When she confessed she hadn’t seen the earlier seasons, Banks said, “ ‘What do you mean you haven’t watched it! Watch it and come back to me!’ ” Fraser reports, laughing. “He was fed up with explaining relationships and situations to me. So I ended up binge watching it.”

Joining a cast that has solidified over four years wasn’t easy — “It’s like going to a party where everybody knows each other; you feel like the new kid at school,” Fraser says — but Banks helped her assimilate.
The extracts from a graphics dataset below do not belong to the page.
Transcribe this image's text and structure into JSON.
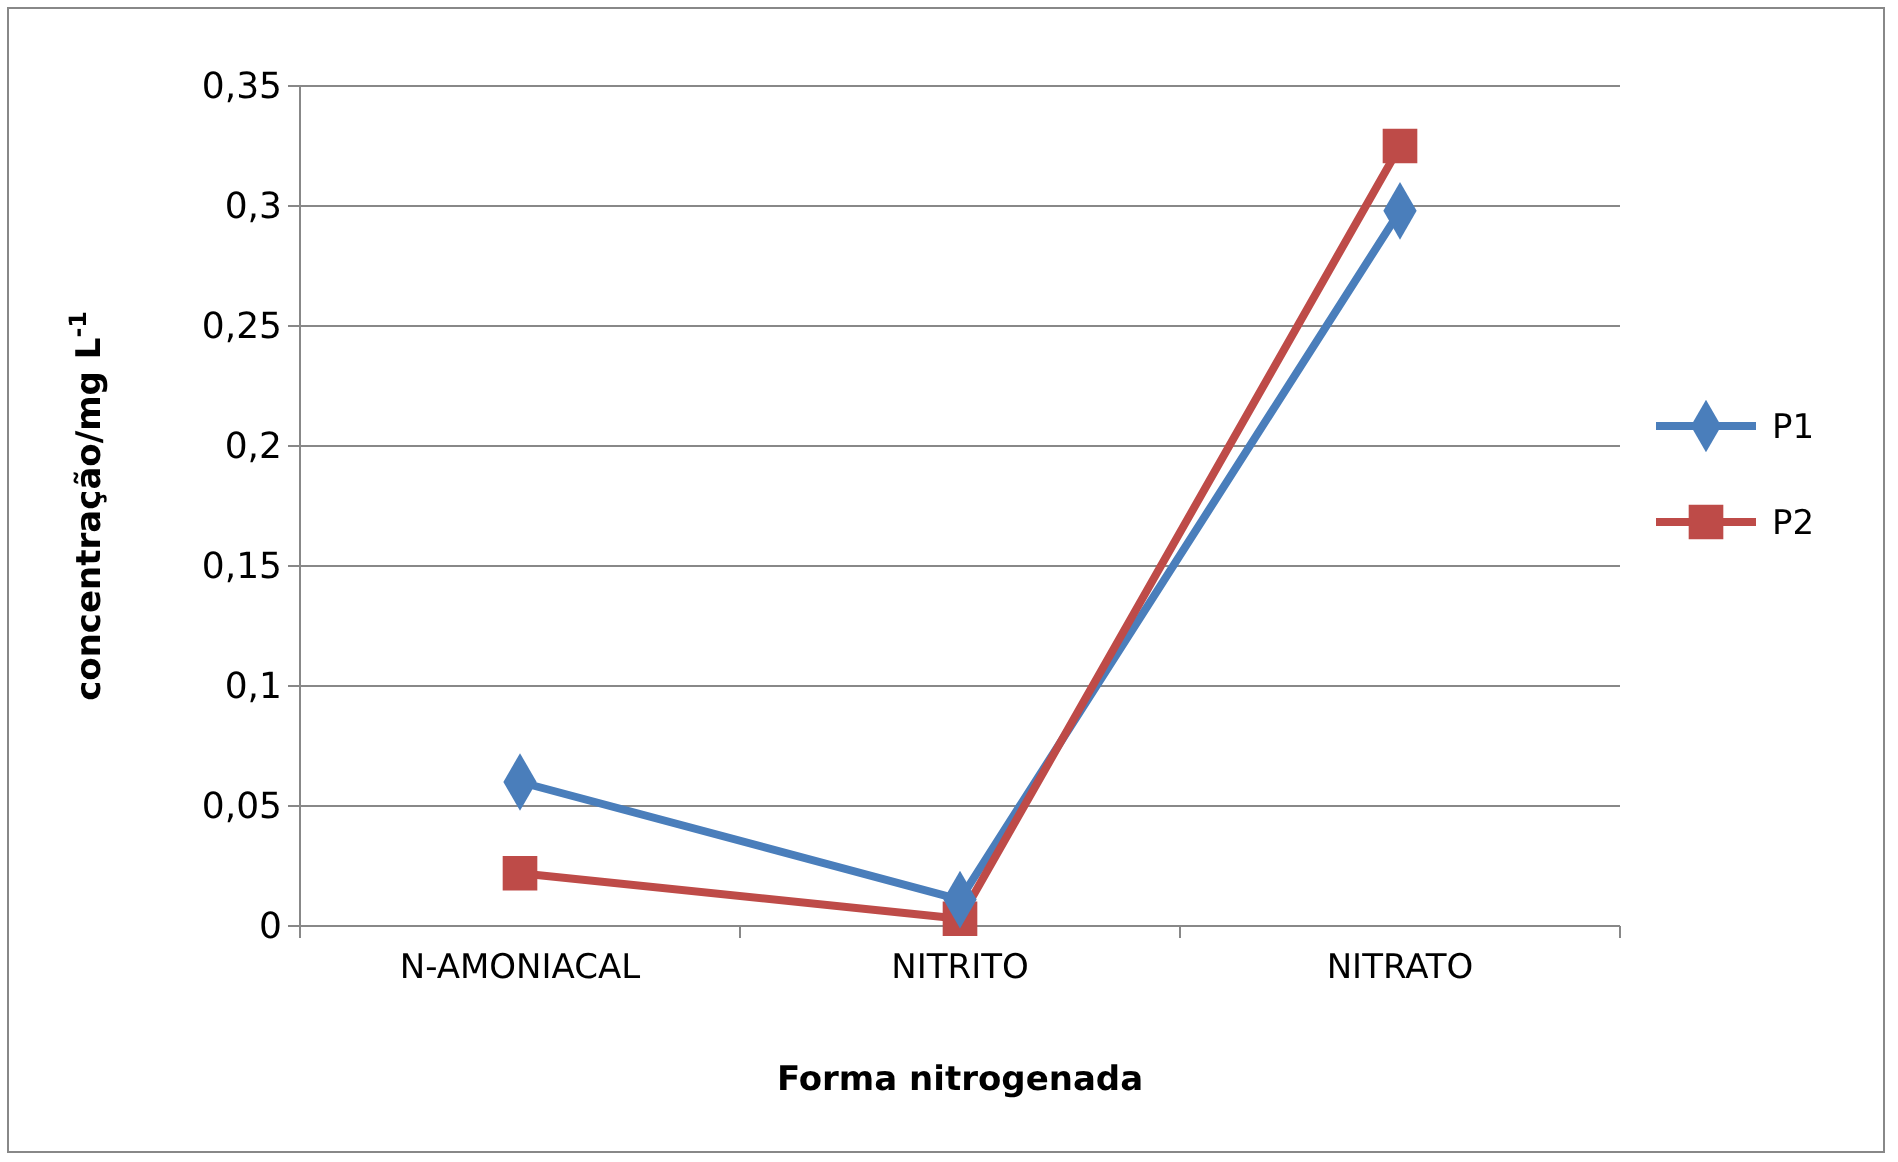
{
  "chart_data": {
    "type": "line",
    "xlabel": "Forma nitrogenada",
    "ylabel": "concentração/mg L$^{-1}$",
    "categories": [
      "N-AMONIACAL",
      "NITRITO",
      "NITRATO"
    ],
    "series": [
      {
        "name": "P1",
        "color": "#4a7ebb",
        "marker": "diamond",
        "values": [
          0.06,
          0.011,
          0.298
        ]
      },
      {
        "name": "P2",
        "color": "#be4b48",
        "marker": "square",
        "values": [
          0.022,
          0.003,
          0.325
        ]
      }
    ],
    "ylim": [
      0,
      0.35
    ],
    "yticks": [
      {
        "value": 0,
        "label": "0"
      },
      {
        "value": 0.05,
        "label": "0,05"
      },
      {
        "value": 0.1,
        "label": "0,1"
      },
      {
        "value": 0.15,
        "label": "0,15"
      },
      {
        "value": 0.2,
        "label": "0,2"
      },
      {
        "value": 0.25,
        "label": "0,25"
      },
      {
        "value": 0.3,
        "label": "0,3"
      },
      {
        "value": 0.35,
        "label": "0,35"
      }
    ],
    "grid": "y",
    "legend": "right"
  }
}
“I just adored working with him,” Fraser says. “He’s such a sweetheart. . . . I met him a few sentences before our first scene together in the diner. So he’s always that character to me in a small way. . . . I got over my nerves eventually, but I used them for Lydia. So in a way it was a good thing.”

Fraser has worked with other memorable stars: In 2001 she co-starred with the late Heath Ledger in the rollicking A Knight’s Tale.

“We were there for 51/2 months in Prague,” she recalls. “It was most peoples’ first time in eastern Europe. Heath had just become a star . ... He was just a sweet guy and really had a lot of innocence about him. The whole experience was one of those fantastic jobs. The sets were amazing. You’d go and watch some kind of stunt, something crazy on a horse. We were all so young, in our 20s. We thought it was always going to be like that.”

As for Lydia’s role in the upcoming season? “I feel like last season, she was thrown into these situations and made the best of them,” Fraser says carefully. “As we go into this season, she’s kind of making a choice to be where she is, more of a personal choice.”

As for what’s up next, Fraser, who lives in upstate New York with her husband and daughter, isn’t sure, although she’s enjoying a vacation in the homeland this summer.

“I’m kind of slacking in Scotland,” she admits. “I need to find a job!”